A fixture on campus with a penchant for mentoring underclassmen students, Vincent Tran ’18 is heading into the financial industry after graduation. Tran recently accepted an offer to become an analyst in the Financial Advisor Development Program at Merrill Lynch in Boston.
Tran, a sociology major, acknowledges his journey to the financial sector as a bit surprising. He said that a semester with Hamilton’s New York City Program ignited his interest and called that the starting point of a domino effect. As a first-year student, Tran wasn't sure what he wanted to major in, but became fascinated with a sociology course that taught him about wealth disparity in America.
“After that, it snowballed because the following semester, the NYC program was sociology-based,” Tran explains. As a component of that program, Tran held an internship with a local startup called League Apps. There, he successfully transitioned from a spring business associate to a summer associate to continue to gain experience in a city known as “the Mecca of startups.” During this time, he met his mentor at Merrill Lynch who helped him land a summer internship during the summer before senior year. This made him a competitive applicant for a full-time position after graduation.
Hometown: Quincy, Mass.
High School: North Quincy High School
Tran describes the job as “a long time coming in the sense that I first found out about the career path of being a financial adviser during my sophomore summer.” He credits this position, and League Apps CEO Brian Litvack, with opening many avenues for networking with established members of the financial and startup communities. This allowed Tran to set his sights on Merrill Lynch as an excellent next career move. Peter Laird ’91 and Daniel Heyman ’03 provided insight into the large wealth management firm’s company culture for Tran.
Tran discovered finance as a means of serving his larger goals to help others. When he began at Hamilton, Tran was drawn toward a career in law enforcement. He felt that this would be the most straightforward means of helping his community and affecting real change in people’s lives.
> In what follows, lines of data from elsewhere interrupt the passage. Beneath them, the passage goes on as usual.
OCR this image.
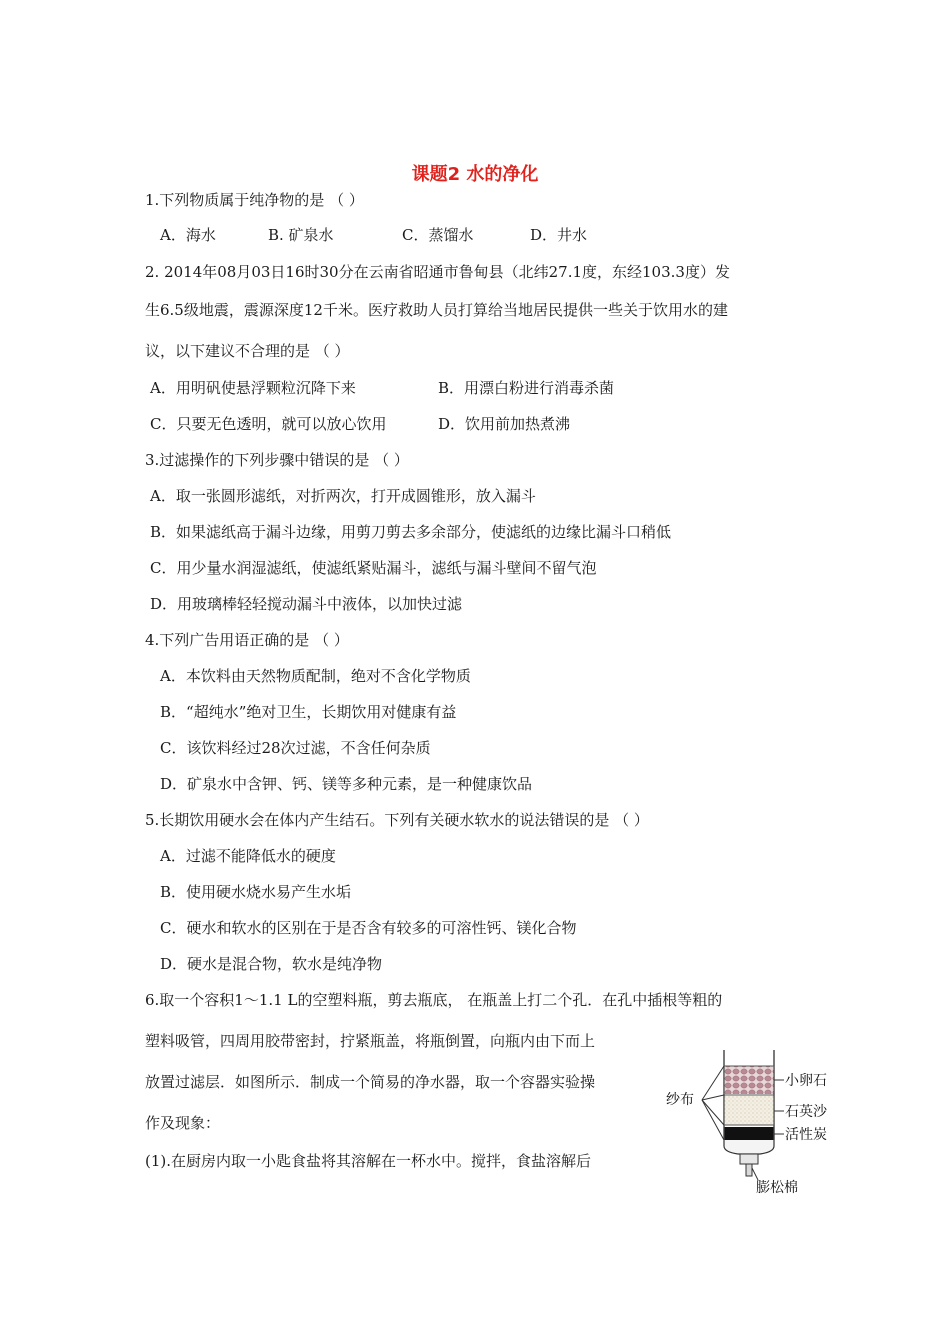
课题2 水的净化
1.下列物质属于纯净物的是 （ ）
A．海水	B. 矿泉水	C．蒸馏水	D．井水
2. 2014年08月03日16时30分在云南省昭通市鲁甸县（北纬27.1度，东经103.3度）发
生6.5级地震，震源深度12千米。医疗救助人员打算给当地居民提供一些关于饮用水的建
议，以下建议不合理的是 （ ）
A．用明矾使悬浮颗粒沉降下来	B．用漂白粉进行消毒杀菌
C．只要无色透明，就可以放心饮用	D．饮用前加热煮沸
3.过滤操作的下列步骤中错误的是 （ ）
A．取一张圆形滤纸，对折两次，打开成圆锥形，放入漏斗
B．如果滤纸高于漏斗边缘，用剪刀剪去多余部分，使滤纸的边缘比漏斗口稍低
C．用少量水润湿滤纸，使滤纸紧贴漏斗，滤纸与漏斗壁间不留气泡
D．用玻璃棒轻轻搅动漏斗中液体，以加快过滤
4.下列广告用语正确的是 （ ）
A．本饮料由天然物质配制，绝对不含化学物质
B．“超纯水”绝对卫生，长期饮用对健康有益
C．该饮料经过28次过滤，不含任何杂质
D．矿泉水中含钾、钙、镁等多种元素，是一种健康饮品
5.长期饮用硬水会在体内产生结石。下列有关硬水软水的说法错误的是 （ ）
A．过滤不能降低水的硬度
B．使用硬水烧水易产生水垢
C．硬水和软水的区别在于是否含有较多的可溶性钙、镁化合物
D．硬水是混合物，软水是纯净物
6.取一个容积1～1.1 L的空塑料瓶，剪去瓶底， 在瓶盖上打二个孔．在孔中插根等粗的
塑料吸管，四周用胶带密封，拧紧瓶盖，将瓶倒置，向瓶内由下而上
放置过滤层．如图所示．制成一个简易的净水器，取一个容器实验操
作及现象：
(1).在厨房内取一小匙食盐将其溶解在一杯水中。搅拌，食盐溶解后
纱布
小卵石
石英沙
活性炭
膨松棉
But, as he continued to study where inequality stems from, Tran realized there were other ways to help. He “realized police only solve a small a part of the bigger problem, which stems from debt and poverty. So in theory, if you teach people how to manage and invest their money properly, then crime should go down,” he said.
In the long term, Tran hopes to facilitate this learning by eventually offering pro bono financial consulting for low-income families. He sees his past employment at companies like League Apps and his future position at Merrill Lynch as excellent training for this work. He feels that the confidence instilled in him as a Hamilton student will ease the transition, and credits the Sociology Department and New York City program as fundamental to his success.